Madame la présidente, madame la ministre, mes chers collègues, à la mi-juillet 2010, en fin de session, nous examinions la loi relative à l'orientation et à la formation professionnelle, loi qui devait être, selon le Président de la République, l'une des plus importantes de la législature.
En 2007 et 2008, plusieurs rapports parlementaires avaient mis l'accent sur la complexité, le manque de lisibilité et les inégalités d'accès à la formation. Notre groupe partageait ce diagnostic et nous étions prêts à travailler pour proposer des améliorations. Hélas, la quasi-totalité de nos amendements a été rejetée.
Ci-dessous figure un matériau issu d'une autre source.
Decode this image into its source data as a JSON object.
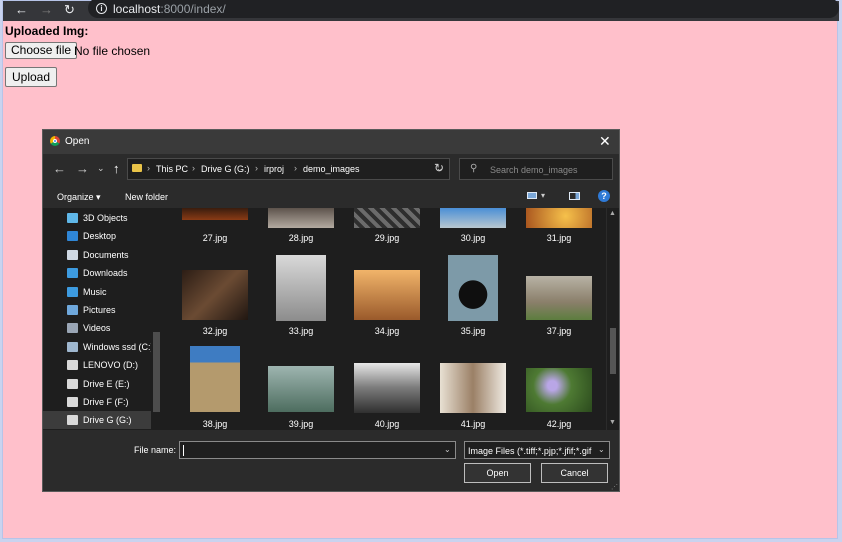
{
  "browser": {
    "url_host": "localhost",
    "url_path": ":8000/index/",
    "back_icon": "←",
    "forward_icon": "→",
    "reload_icon": "↻"
  },
  "page": {
    "label": "Uploaded Img:",
    "choose_button": "Choose file",
    "no_file_text": "No file chosen",
    "upload_button": "Upload"
  },
  "dialog": {
    "title": "Open",
    "close_icon": "✕",
    "breadcrumb": [
      "This PC",
      "Drive G (G:)",
      "irproj",
      "demo_images"
    ],
    "search_placeholder": "Search demo_images",
    "organize_label": "Organize ▾",
    "new_folder_label": "New folder",
    "help_label": "?",
    "sidebar": [
      {
        "label": "3D Objects",
        "icon": "cube-icon",
        "color": "#5fb7e8"
      },
      {
        "label": "Desktop",
        "icon": "desktop-icon",
        "color": "#2f86d6"
      },
      {
        "label": "Documents",
        "icon": "document-icon",
        "color": "#cfd8e3"
      },
      {
        "label": "Downloads",
        "icon": "download-icon",
        "color": "#3d9be0"
      },
      {
        "label": "Music",
        "icon": "music-icon",
        "color": "#3d9be0"
      },
      {
        "label": "Pictures",
        "icon": "pictures-icon",
        "color": "#6fa8dc"
      },
      {
        "label": "Videos",
        "icon": "videos-icon",
        "color": "#9aa6b5"
      },
      {
        "label": "Windows ssd (C:)",
        "icon": "drive-icon",
        "color": "#9fb7cf"
      },
      {
        "label": "LENOVO (D:)",
        "icon": "drive-icon",
        "color": "#d9d9d9"
      },
      {
        "label": "Drive E (E:)",
        "icon": "drive-icon",
        "color": "#d9d9d9"
      },
      {
        "label": "Drive F (F:)",
        "icon": "drive-icon",
        "color": "#d9d9d9"
      },
      {
        "label": "Drive G (G:)",
        "icon": "drive-icon",
        "color": "#d9d9d9",
        "selected": true
      }
    ],
    "files_row1": [
      "27.jpg",
      "28.jpg",
      "29.jpg",
      "30.jpg",
      "31.jpg"
    ],
    "files_row2": [
      "32.jpg",
      "33.jpg",
      "34.jpg",
      "35.jpg",
      "37.jpg"
    ],
    "files_row3": [
      "38.jpg",
      "39.jpg",
      "40.jpg",
      "41.jpg",
      "42.jpg"
    ],
    "file_name_label": "File name:",
    "file_name_value": "",
    "file_type": "Image Files (*.tiff;*.pjp;*.jfif;*.gif",
    "open_button": "Open",
    "cancel_button": "Cancel"
  }
}
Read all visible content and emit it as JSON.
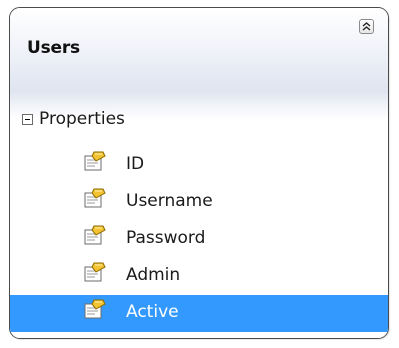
{
  "entity": {
    "title": "Users",
    "collapse_icon": "double-chevron-up-icon"
  },
  "section": {
    "label": "Properties",
    "expander_icon": "collapse-minus-icon",
    "state": "expanded"
  },
  "properties": [
    {
      "label": "ID",
      "icon": "property-icon",
      "selected": false
    },
    {
      "label": "Username",
      "icon": "property-icon",
      "selected": false
    },
    {
      "label": "Password",
      "icon": "property-icon",
      "selected": false
    },
    {
      "label": "Admin",
      "icon": "property-icon",
      "selected": false
    },
    {
      "label": "Active",
      "icon": "property-icon",
      "selected": true
    }
  ],
  "colors": {
    "selection": "#3399ff",
    "header_gradient_bottom": "#dfe4f0",
    "border": "#4b4b4b"
  }
}
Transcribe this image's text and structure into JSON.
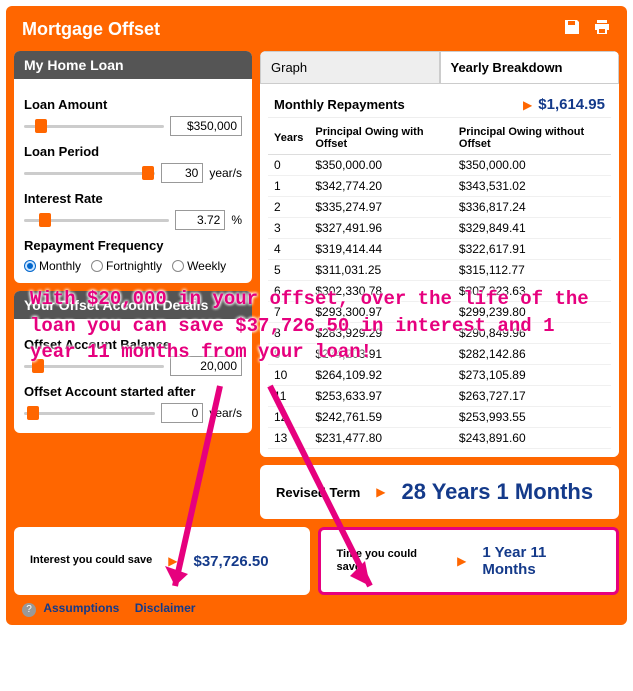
{
  "title": "Mortgage Offset",
  "leftPanel1": {
    "title": "My Home Loan",
    "loanAmountLabel": "Loan Amount",
    "loanAmount": "$350,000",
    "loanPeriodLabel": "Loan Period",
    "loanPeriod": "30",
    "loanPeriodUnit": "year/s",
    "interestRateLabel": "Interest Rate",
    "interestRate": "3.72",
    "interestRateUnit": "%",
    "freqLabel": "Repayment Frequency",
    "freq": {
      "monthly": "Monthly",
      "fortnightly": "Fortnightly",
      "weekly": "Weekly"
    }
  },
  "leftPanel2": {
    "title": "Your Offset Account Details",
    "balanceLabel": "Offset Account Balance",
    "balance": "20,000",
    "startLabel": "Offset Account started after",
    "start": "0",
    "startUnit": "year/s"
  },
  "tabs": {
    "graph": "Graph",
    "yearly": "Yearly Breakdown"
  },
  "monthlyRepLabel": "Monthly Repayments",
  "monthlyRep": "$1,614.95",
  "tableHeaders": {
    "years": "Years",
    "withOffset": "Principal Owing with Offset",
    "withoutOffset": "Principal Owing without Offset"
  },
  "rows": [
    {
      "y": "0",
      "a": "$350,000.00",
      "b": "$350,000.00"
    },
    {
      "y": "1",
      "a": "$342,774.20",
      "b": "$343,531.02"
    },
    {
      "y": "2",
      "a": "$335,274.97",
      "b": "$336,817.24"
    },
    {
      "y": "3",
      "a": "$327,491.96",
      "b": "$329,849.41"
    },
    {
      "y": "4",
      "a": "$319,414.44",
      "b": "$322,617.91"
    },
    {
      "y": "5",
      "a": "$311,031.25",
      "b": "$315,112.77"
    },
    {
      "y": "6",
      "a": "$302,330.78",
      "b": "$307,323.63"
    },
    {
      "y": "7",
      "a": "$293,300.97",
      "b": "$299,239.80"
    },
    {
      "y": "8",
      "a": "$283,929.29",
      "b": "$290,849.96"
    },
    {
      "y": "9",
      "a": "$274,203.91",
      "b": "$282,142.86"
    },
    {
      "y": "10",
      "a": "$264,109.92",
      "b": "$273,105.89"
    },
    {
      "y": "11",
      "a": "$253,633.97",
      "b": "$263,727.17"
    },
    {
      "y": "12",
      "a": "$242,761.59",
      "b": "$253,993.55"
    },
    {
      "y": "13",
      "a": "$231,477.80",
      "b": "$243,891.60"
    }
  ],
  "revisedTermLabel": "Revised Term",
  "revisedTerm": "28 Years 1 Months",
  "interestSaveLabel": "Interest you could save",
  "interestSave": "$37,726.50",
  "timeSaveLabel": "Time you could save",
  "timeSave": "1 Year 11 Months",
  "footer": {
    "assumptions": "Assumptions",
    "disclaimer": "Disclaimer"
  },
  "annotation": "With $20,000 in your offset, over the life of the loan you can save $37,726.50 in interest and 1 year 11 months from your loan!"
}
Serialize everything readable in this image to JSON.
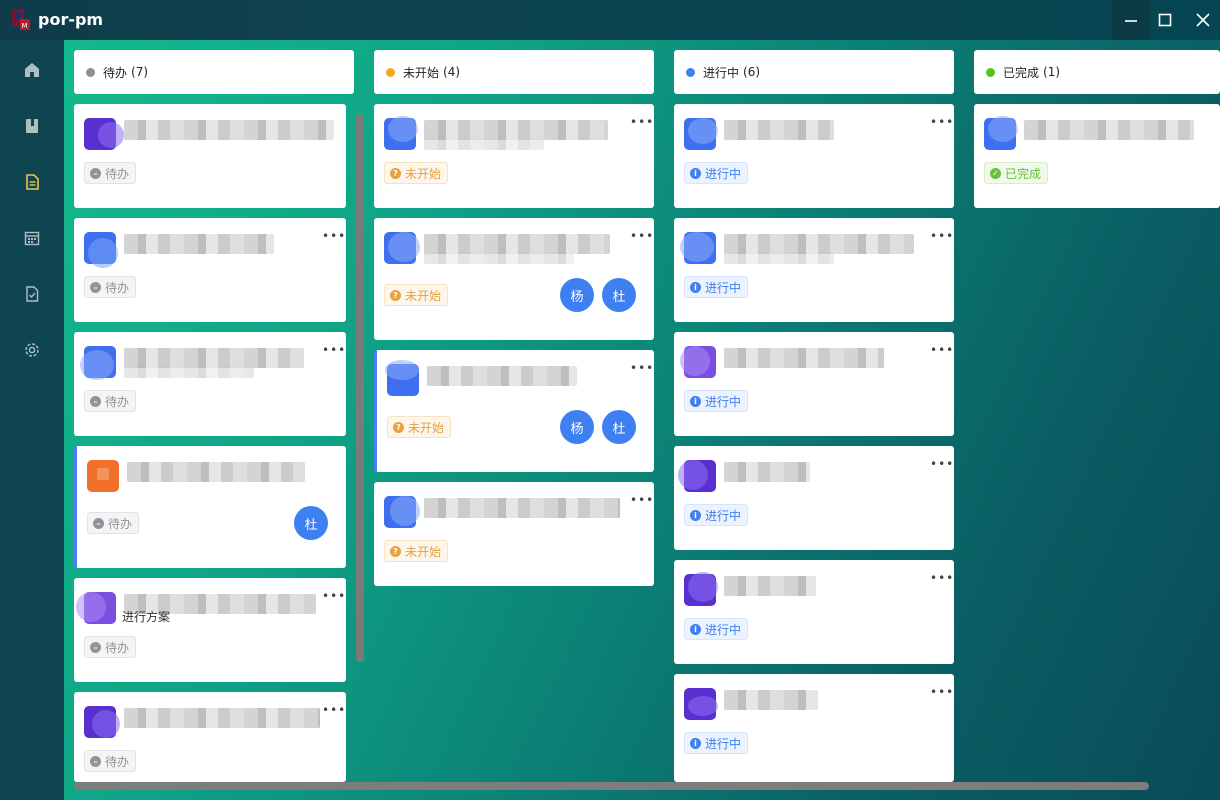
{
  "app": {
    "title": "por-pm"
  },
  "window": {
    "minimize": "minimize",
    "maximize": "maximize",
    "close": "close"
  },
  "sidebar": {
    "items": [
      {
        "name": "home",
        "icon": "home-icon"
      },
      {
        "name": "projects",
        "icon": "bookmark-icon"
      },
      {
        "name": "tasks",
        "icon": "document-icon",
        "active": true
      },
      {
        "name": "calendar",
        "icon": "calendar-icon"
      },
      {
        "name": "checklist",
        "icon": "check-file-icon"
      },
      {
        "name": "settings",
        "icon": "gear-icon"
      }
    ],
    "accent": "#e6c84a"
  },
  "columns": [
    {
      "title": "待办",
      "count": "(7)",
      "dot_color": "#8e8e93"
    },
    {
      "title": "未开始",
      "count": "(4)",
      "dot_color": "#f5a623"
    },
    {
      "title": "进行中",
      "count": "(6)",
      "dot_color": "#3f7ff0"
    },
    {
      "title": "已完成",
      "count": "(1)",
      "dot_color": "#52c41a"
    }
  ],
  "status_labels": {
    "todo": "待办",
    "notstart": "未开始",
    "doing": "进行中",
    "done": "已完成"
  },
  "cards": {
    "todo_extra_text": "进行方案",
    "avatars": {
      "yang": "杨",
      "du": "杜"
    }
  },
  "more_glyph": "•••"
}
Le texte issu des débats, que nous n'avons évidemment pas voté, est apparu très vite non seulement sans ambition, mais décevant. Nous l'avions dit avec d'autres : cette loi ne clarifierait rien, ne simplifierait rien et n'améliorait pas le contrôle. Ce serait en quelque sorte une réforme cosmétique, alors qu'il aurait fallu revoir toute l'architecture, comme le disait aussi le CEREQ.
Hélas, c'est bien ce que ressentent aujourd'hui tous les acteurs, citoyens, élus chargés de ces problèmes, salariés, demandeurs d'emploi, pour peu que l'on prenne le temps de les interroger sur le terrain. Certes, les partenaires sociaux gèrent le Fonds de sécurisation des parcours, ou tentent de le faire. Mais qui le sait ? Qui a une vision claire de leur action ? L'opacité est d'autant plus grande que ce fonds n'est pas régionalisé, alors que le Gouvernement insiste aujourd'hui pour dire que la bataille de l'emploi, donc de la formation, se gagnera dans les territoires.
Quelle est l'articulation avec la politique de Pôle emploi, ou avec les politiques des régions en la matière ? La loi n'apporte aucune réponse.
Je voudrais insister sur deux points. Il s'agit en premier lieu de la création du service public de l'orientation, qui nous était promise. J'avais insisté, lors des débats, sur le fait que cette grande ambition affichée risquait d'être en pratique un gadget, d'inspiration très technocratique, complètement coupé des réalités du terrain, ignorant tout ce qui se faisait déjà dans ce domaine. Qui plus est, on n'entrevoyait aucun moyen pour accompagner sa mise en place. Ce que nous disions alors se vérifie malheureusement, au point que le conseil national de la formation tout au long de la vie a rejeté à la majorité la proposition de décret, tant sa présentation était peu claire, peu opérationnelle, sans aucune valeur ajoutée par rapport à ce qui existait déjà dans les régions. L'absence de moyens a d'ailleurs été confirmée et le décret n'est toujours pas sorti.
Il s'agit en second lieu de la gouvernance et des contrats de plan régionaux de la formation professionnelle. L'ambition affichée par le Gouvernement était de la clarifier, de rendre lisible, sans pour autant désigner de pilote. Qu'apporte la loi ? Comme prévu, un système plus lourd, plus confus, sans pilote clairement désigné, sans implication réelle des régions, malgré leur volonté politique affirmée de rendre opérationnel ce contrat de plan. Faute d'informations sur le cofinancement des actions par l'État, ce contrat serait réduit à un document d'orientation technocratique sans réel intérêt opérationnel.
Heureusement, les régions sont naturellement reconnues par les acteurs comme des pilotes incontestables, associant, comme c'était déjà le cas, les services de l'État, les partenaires sociaux régionaux, qui, d'ailleurs, ne sont souvent pas assez nombreux pour assister à l'ensemble des travaux, ce que nous regrettons. Avions-nous donc besoin d'une loi qui devait clarifier les compétences sans désigner de pilote ? L'expérience a montré que non.
Avec cette loi, vous avez raté la marche de l'orientation – en tout cas pour le moment – ; vous avez raté la marche de la coordination et de la gouvernance, vous avez raté la marche de la cohérence et celle de la lisibilité. Heureusement, les régions sont là pour pallier ces manques.
Il y a cependant un objectif que vous avez réellement atteint, sans l'avoir jamais affiché : c'est de faire prendre en charge par les partenaires sociaux la politique de l'emploi de l'État. Mais n'était-ce pas au fond l'objectif essentiel que vous poursuiviez ? Nous le pensons, et nous considérons que cela explique le peu d'ambition de cette réforme sur le fond. À notre grand regret, c'est une réforme pour presque rien, ou pour pas grand-chose. Il nous faudra assurément la remettre en chantier dès que l'alternance nous aura permis de proposer une véritable alternative, dans ce domaine comme dans tant d'autres. (Applaudissements sur les bancs du groupe SRC.)